4 Signs It's Time to Get Rid of Your Running Shoes

4 Signs It's Time to Get Rid of Your Running Shoes
Presented by Spartan Training®

There’s nothing better than having a pair of perfectly broken-in sneakers, which fit like a glove (err, or a sock?) and help you train and compete seamlessly. Yet there is such a thing as a running shoe lifespan — your sneakers can only stand so much, and there comes a point when your broken-in sneaks become a little too broken in, leaving you at risk for foot and ankle problems if you don’t swap them out.

“It’s essential to have good shoes for running and cross-training if you want to stay injury-free and give yourself the best opportunity to succeed in a Spartan race,” says Meghan Kennihan, a NASM-certified personal trainer based in Western Springs, IL. “The right sneakers provide vital cushioning, arch support, and can help increase your performance. The more comfortable you are in your runs and your strength training the longer you can go and the harder you can push.”

But even the best sneakers do get worn down. So here are some tell-tale signs that your running shoe lifespan has come to an end, and it's time to invest in a new pair to keep your training on track and, most importantly, safe.

1. There’s Wear and Tear in Key Places

A Spartan’s sneakers should be dirty (that’s part of the race after all), but Kennihan says if the soles of your shoes are starting to get holes or the treads of the shoe are starting to wear down to flat, then your running shoe lifespan is up. “You should also look at the side of the shoe—if you see a wrinkle in the midsole, that’s a sign the cushioning has worn out,” she adds.

2. Your Feet Get Calluses

“Shoes that are worn out may cause pressure points or callusing on the feet,” says Kenneth Jung, MD, an orthopedic foot and ankle surgeon at Cedars-Sinai Kerlan-Jobe Institute in Los Angeles, CA and medical consultant to pro sports teams like the Dodgers and Lakers. “You may also experience pain in the ball of your foot if the shoe starts to lose stiffness in the forefoot, as well as possible heel or arch pain once there’s decreased support in the arches of the shoes.”
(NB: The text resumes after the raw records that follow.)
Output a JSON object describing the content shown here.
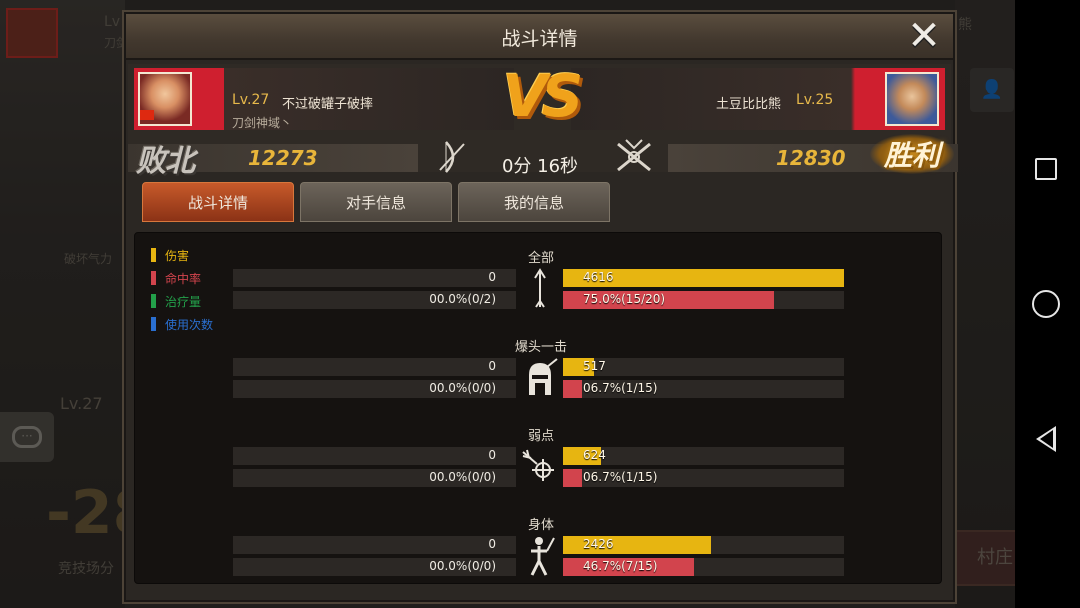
{
  "dialog": {
    "title": "战斗详情",
    "close_glyph": "✕"
  },
  "left_player": {
    "level": "Lv.27",
    "name": "不过破罐子破摔",
    "guild": "刀剑神域丶",
    "score": "12273",
    "result": "败北"
  },
  "right_player": {
    "level": "Lv.25",
    "name": "土豆比比熊",
    "score": "12830",
    "result": "胜利"
  },
  "vs_label": "VS",
  "battle_time": "0分 16秒",
  "tabs": [
    {
      "label": "战斗详情",
      "active": true
    },
    {
      "label": "对手信息",
      "active": false
    },
    {
      "label": "我的信息",
      "active": false
    }
  ],
  "legend": [
    {
      "label": "伤害",
      "color": "#e7b511"
    },
    {
      "label": "命中率",
      "color": "#d2444d"
    },
    {
      "label": "治疗量",
      "color": "#23a04a"
    },
    {
      "label": "使用次数",
      "color": "#2a6fd0"
    }
  ],
  "sections": [
    {
      "title": "全部",
      "icon": "arrow-up-icon",
      "left_damage": "0",
      "left_hit": "00.0%(0/2)",
      "right_damage": "4616",
      "right_damage_ratio": 1.0,
      "right_hit": "75.0%(15/20)",
      "right_hit_ratio": 0.75
    },
    {
      "title": "爆头一击",
      "icon": "helmet-icon",
      "left_damage": "0",
      "left_hit": "00.0%(0/0)",
      "right_damage": "517",
      "right_damage_ratio": 0.112,
      "right_hit": "06.7%(1/15)",
      "right_hit_ratio": 0.067
    },
    {
      "title": "弱点",
      "icon": "weakpoint-icon",
      "left_damage": "0",
      "left_hit": "00.0%(0/0)",
      "right_damage": "624",
      "right_damage_ratio": 0.135,
      "right_hit": "06.7%(1/15)",
      "right_hit_ratio": 0.067
    },
    {
      "title": "身体",
      "icon": "body-icon",
      "left_damage": "0",
      "left_hit": "00.0%(0/0)",
      "right_damage": "2426",
      "right_damage_ratio": 0.526,
      "right_hit": "46.7%(7/15)",
      "right_hit_ratio": 0.467
    }
  ],
  "background": {
    "left_text_1": "Lv",
    "left_text_2": "刀剑",
    "left_text_3": "破坏气力",
    "left_level": "Lv.27",
    "left_big_num": "-28",
    "left_bottom": "竞技场分",
    "right_text": "熊",
    "village_btn": "村庄"
  }
}
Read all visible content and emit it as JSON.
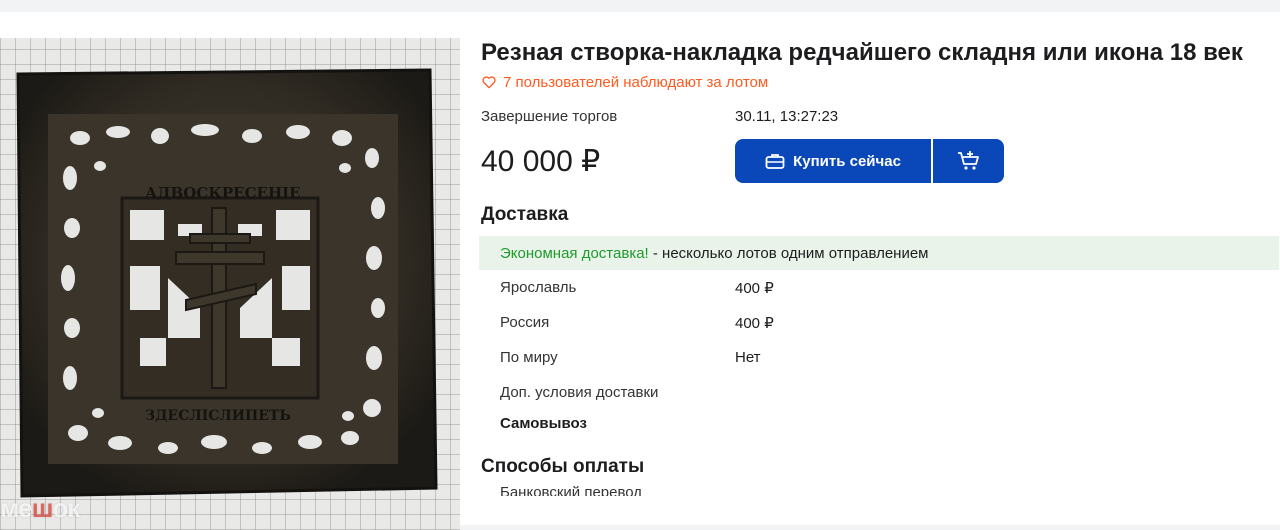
{
  "lot": {
    "title": "Резная створка-накладка редчайшего складня или икона 18 век",
    "watchers": "7 пользователей наблюдают за лотом",
    "end_label": "Завершение торгов",
    "end_value": "30.11, 13:27:23",
    "price": "40 000 ₽"
  },
  "actions": {
    "buy_now": "Купить сейчас",
    "buy_icon": "briefcase-icon",
    "cart_icon": "cart-add-icon"
  },
  "delivery": {
    "title": "Доставка",
    "promo_highlight": "Экономная доставка!",
    "promo_text": " - несколько лотов одним отправлением",
    "rows": [
      {
        "label": "Ярославль",
        "value": "400 ₽"
      },
      {
        "label": "Россия",
        "value": "400 ₽"
      },
      {
        "label": "По миру",
        "value": "Нет"
      }
    ],
    "extra_label": "Доп. условия доставки",
    "pickup": "Самовывоз"
  },
  "payment": {
    "title": "Способы оплаты",
    "first_item_partial": "Банковский перевод"
  },
  "photo": {
    "watermark_prefix": "ме",
    "watermark_mark": "ш",
    "watermark_suffix": "ок",
    "plate_text_top": "АДВОСКРЕСЕНІЕ",
    "plate_text_bottom": "ЗДЕСЛІСЛИПЕТЬ"
  },
  "colors": {
    "accent": "#0a47b8",
    "watchers": "#ff5a1f",
    "promo_green": "#1f9a2e",
    "promo_bg": "#e9f3e9"
  }
}
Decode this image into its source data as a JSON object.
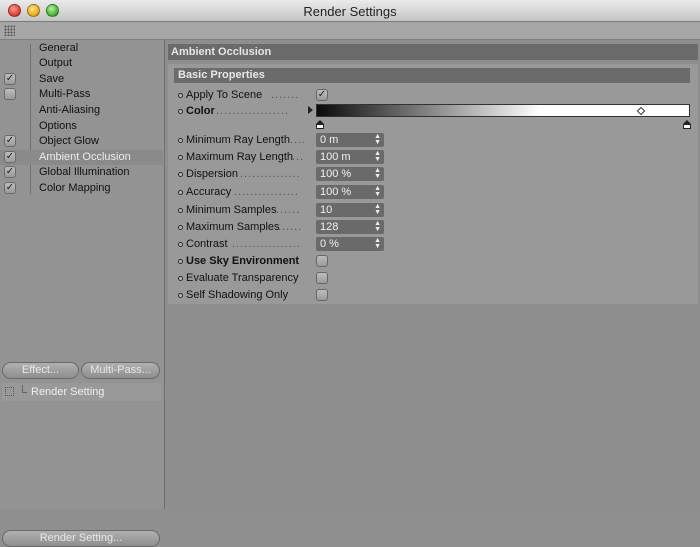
{
  "window": {
    "title": "Render Settings"
  },
  "sidebar": {
    "items": [
      {
        "label": "General",
        "checkbox": false,
        "checked": false,
        "active": false
      },
      {
        "label": "Output",
        "checkbox": false,
        "checked": false,
        "active": false
      },
      {
        "label": "Save",
        "checkbox": true,
        "checked": true,
        "active": false
      },
      {
        "label": "Multi-Pass",
        "checkbox": true,
        "checked": false,
        "active": false
      },
      {
        "label": "Anti-Aliasing",
        "checkbox": false,
        "checked": false,
        "active": false
      },
      {
        "label": "Options",
        "checkbox": false,
        "checked": false,
        "active": false
      },
      {
        "label": "Object Glow",
        "checkbox": true,
        "checked": true,
        "active": false
      },
      {
        "label": "Ambient Occlusion",
        "checkbox": true,
        "checked": true,
        "active": true
      },
      {
        "label": "Global Illumination",
        "checkbox": true,
        "checked": true,
        "active": false
      },
      {
        "label": "Color Mapping",
        "checkbox": true,
        "checked": true,
        "active": false
      }
    ],
    "effect_button": "Effect...",
    "multipass_button": "Multi-Pass...",
    "preset_item": "Render Setting",
    "render_setting_button": "Render Setting..."
  },
  "main": {
    "section_title": "Ambient Occlusion",
    "group_title": "Basic Properties",
    "apply_to_scene": {
      "label": "Apply To Scene",
      "checked": true
    },
    "color": {
      "label": "Color"
    },
    "min_ray_length": {
      "label": "Minimum Ray Length",
      "value": "0 m"
    },
    "max_ray_length": {
      "label": "Maximum Ray Length",
      "value": "100 m"
    },
    "dispersion": {
      "label": "Dispersion",
      "value": "100 %"
    },
    "accuracy": {
      "label": "Accuracy",
      "value": "100 %"
    },
    "min_samples": {
      "label": "Minimum Samples",
      "value": "10"
    },
    "max_samples": {
      "label": "Maximum Samples",
      "value": "128"
    },
    "contrast": {
      "label": "Contrast",
      "value": "0 %"
    },
    "use_sky_environment": {
      "label": "Use Sky Environment",
      "checked": false
    },
    "evaluate_transparency": {
      "label": "Evaluate Transparency",
      "checked": false
    },
    "self_shadowing_only": {
      "label": "Self Shadowing Only",
      "checked": false
    }
  }
}
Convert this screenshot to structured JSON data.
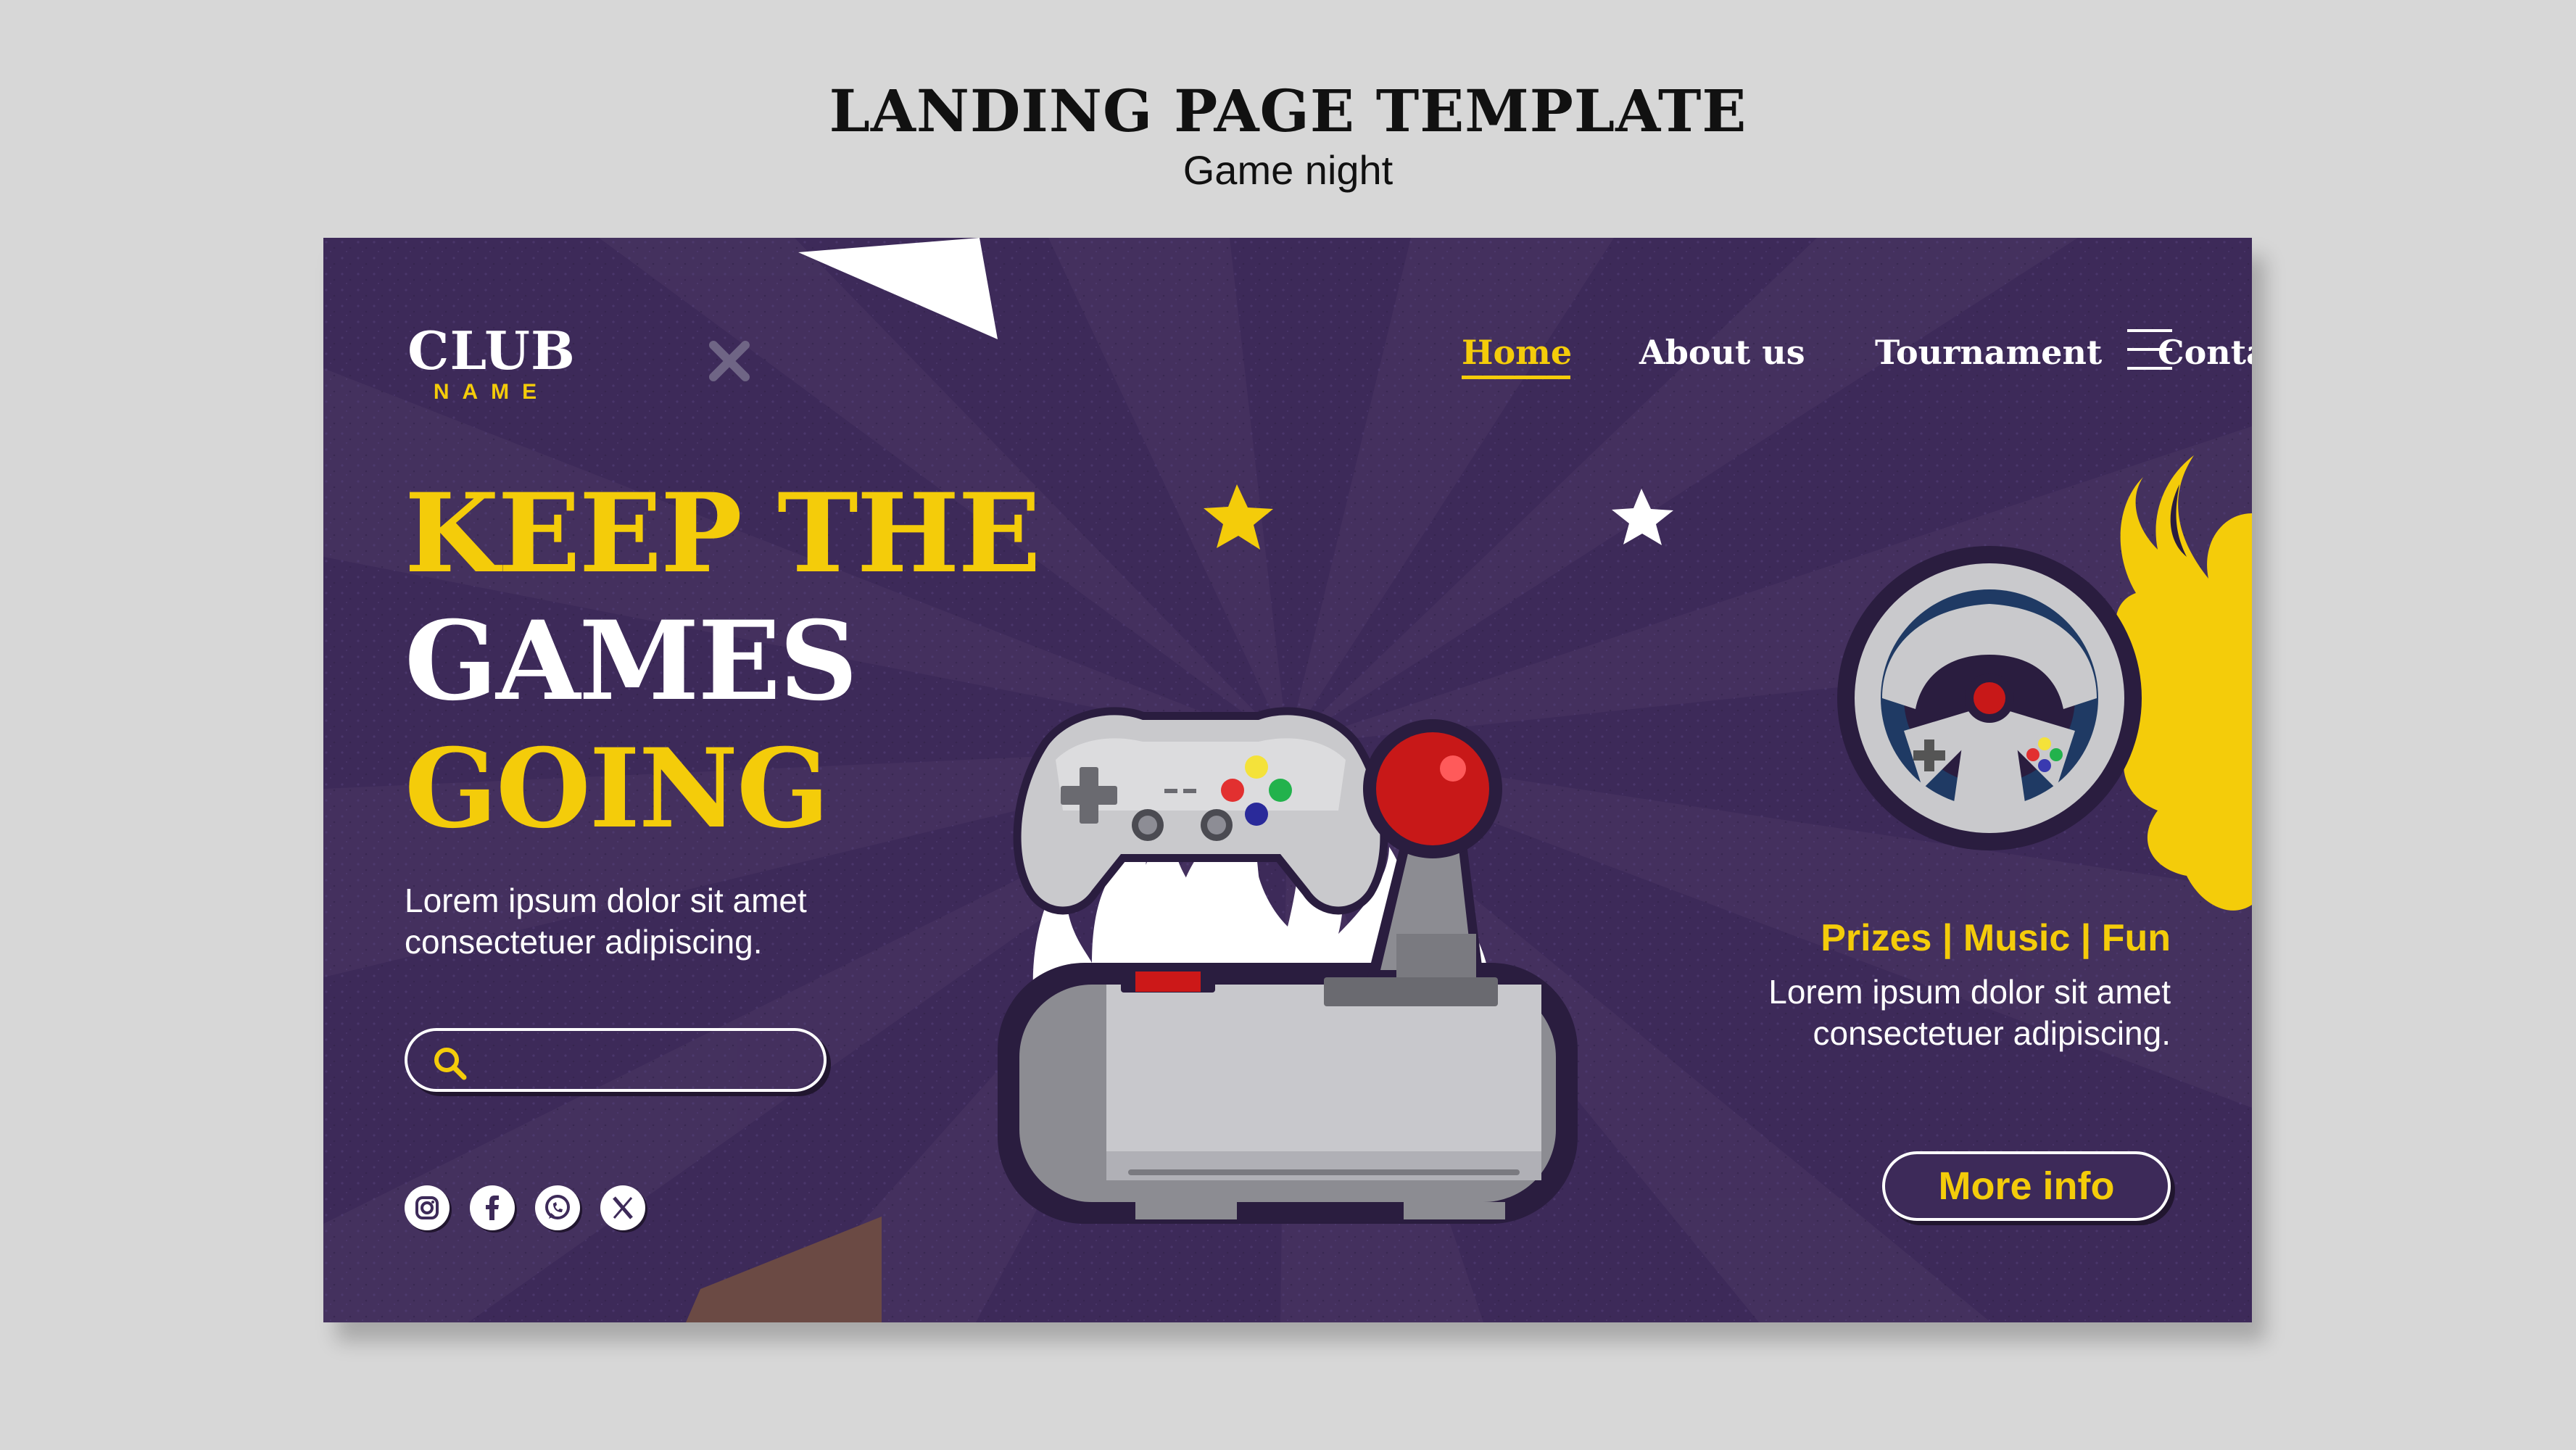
{
  "page_heading": {
    "title": "LANDING PAGE TEMPLATE",
    "subtitle": "Game night"
  },
  "logo": {
    "top": "CLUB",
    "bottom": "NAME"
  },
  "nav": {
    "items": [
      {
        "label": "Home",
        "active": true
      },
      {
        "label": "About us",
        "active": false
      },
      {
        "label": "Tournament",
        "active": false
      },
      {
        "label": "Contact us",
        "active": false
      }
    ],
    "menu_icon": "hamburger-icon"
  },
  "hero": {
    "line1": "KEEP THE",
    "line2": "GAMES",
    "line3": "GOING",
    "lede_line1": "Lorem ipsum dolor sit amet",
    "lede_line2": "consectetuer adipiscing."
  },
  "search": {
    "placeholder": "",
    "value": "",
    "icon": "search-icon"
  },
  "socials": [
    "instagram-icon",
    "facebook-icon",
    "whatsapp-icon",
    "x-icon"
  ],
  "right_panel": {
    "tagline": "Prizes | Music | Fun",
    "text_line1": "Lorem ipsum dolor sit amet",
    "text_line2": "consectetuer adipiscing.",
    "cta_label": "More info"
  },
  "colors": {
    "background": "#3d2a59",
    "accent": "#f4cc0a",
    "text": "#ffffff",
    "page": "#d7d7d7"
  }
}
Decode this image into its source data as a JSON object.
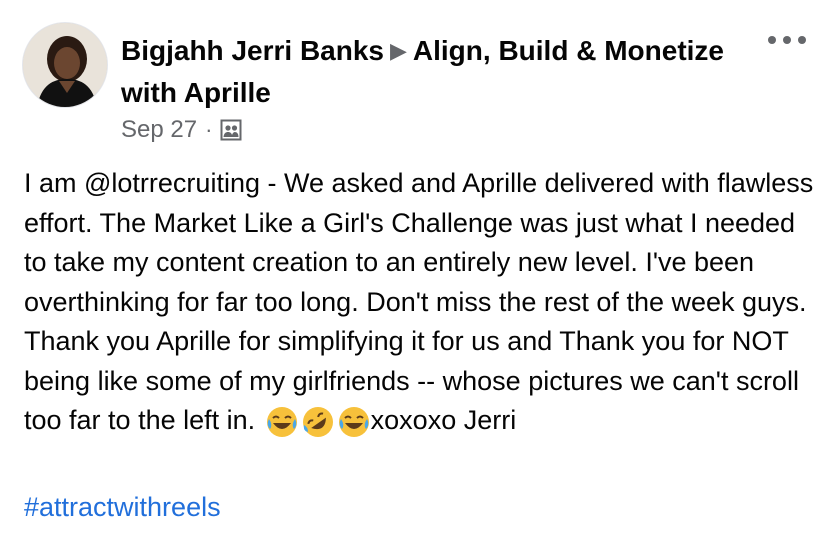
{
  "post": {
    "author": "Bigjahh Jerri Banks",
    "arrow": "▶",
    "group": "Align, Build & Monetize with Aprille",
    "date": "Sep 27",
    "dot": "·",
    "privacy_icon": "group-members-icon",
    "more_icon": "more-options-icon",
    "text_main": "I am @lotrrecruiting - We asked and Aprille delivered with flawless effort. The Market Like a Girl's Challenge was just what I needed to take my content creation to an entirely new level. I've been overthinking for far too long. Don't miss the rest of the week guys. Thank you Aprille for simplifying it for us and Thank you for NOT being like some of my girlfriends -- whose pictures we can't scroll too far to the left in.",
    "emojis": [
      "face-with-tears-of-joy-icon",
      "rolling-on-floor-laughing-icon",
      "face-with-tears-of-joy-icon"
    ],
    "text_tail": "xoxoxo  Jerri",
    "hashtag": "#attractwithreels"
  },
  "colors": {
    "link": "#216fdb",
    "meta": "#65676b",
    "text": "#050505"
  }
}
Aside from pain, you’ll be able to tell if any of the areas on your sneakers are no good by doing a quick posture check. When you’re standing straight up in a normal stance, Jung says, it should feel like both feet are flat on the ground. Any tilting to one side or the other is a sign you need more support.

3. Your Running Shoe Lifespan Has Already Surpassed 300 Miles

Or you’ve had them for more than six to eight months if they’re cross-training shoes, says Kennihan. Remember to track your mileage—and if you’re running, weight training, and cross-training in the same pair of shoes keep in mind that you’ll probably need new sneakers sooner.

“It’s smart to have a few pairs of sneakers that you rotate to give them time to heal from the pounding,” says Kennihan. “This lets the foam of the sneaker recover and will help them last longer.” And while you might be a brand loyalist (and there’s nothing really wrong with that), it's beneficial to have two different pairs of sneakers instead of multiple pairs of the same kind. “Having at least two different shoes in your rotation will force your foot to work differently instead of stressing the muscles and tendons in the same position every day,” Kennihan says.

4. Your Terrain Training Is All Over the Place

Aside from your mileage, where your training takes place can wreak havoc on your running shoe lifespan, mainly from external factors like the type of ground you’re running or cross-training on, warns Jung. And while sneakers can withstand a lot of abuse from the elements, it’s a good idea to continuously check them if you’re frequently training outdoors. “I tell patients to check the tread of their sneakers in addition to the upper part of the shoe every two to three months for any breakdown,” says Jung.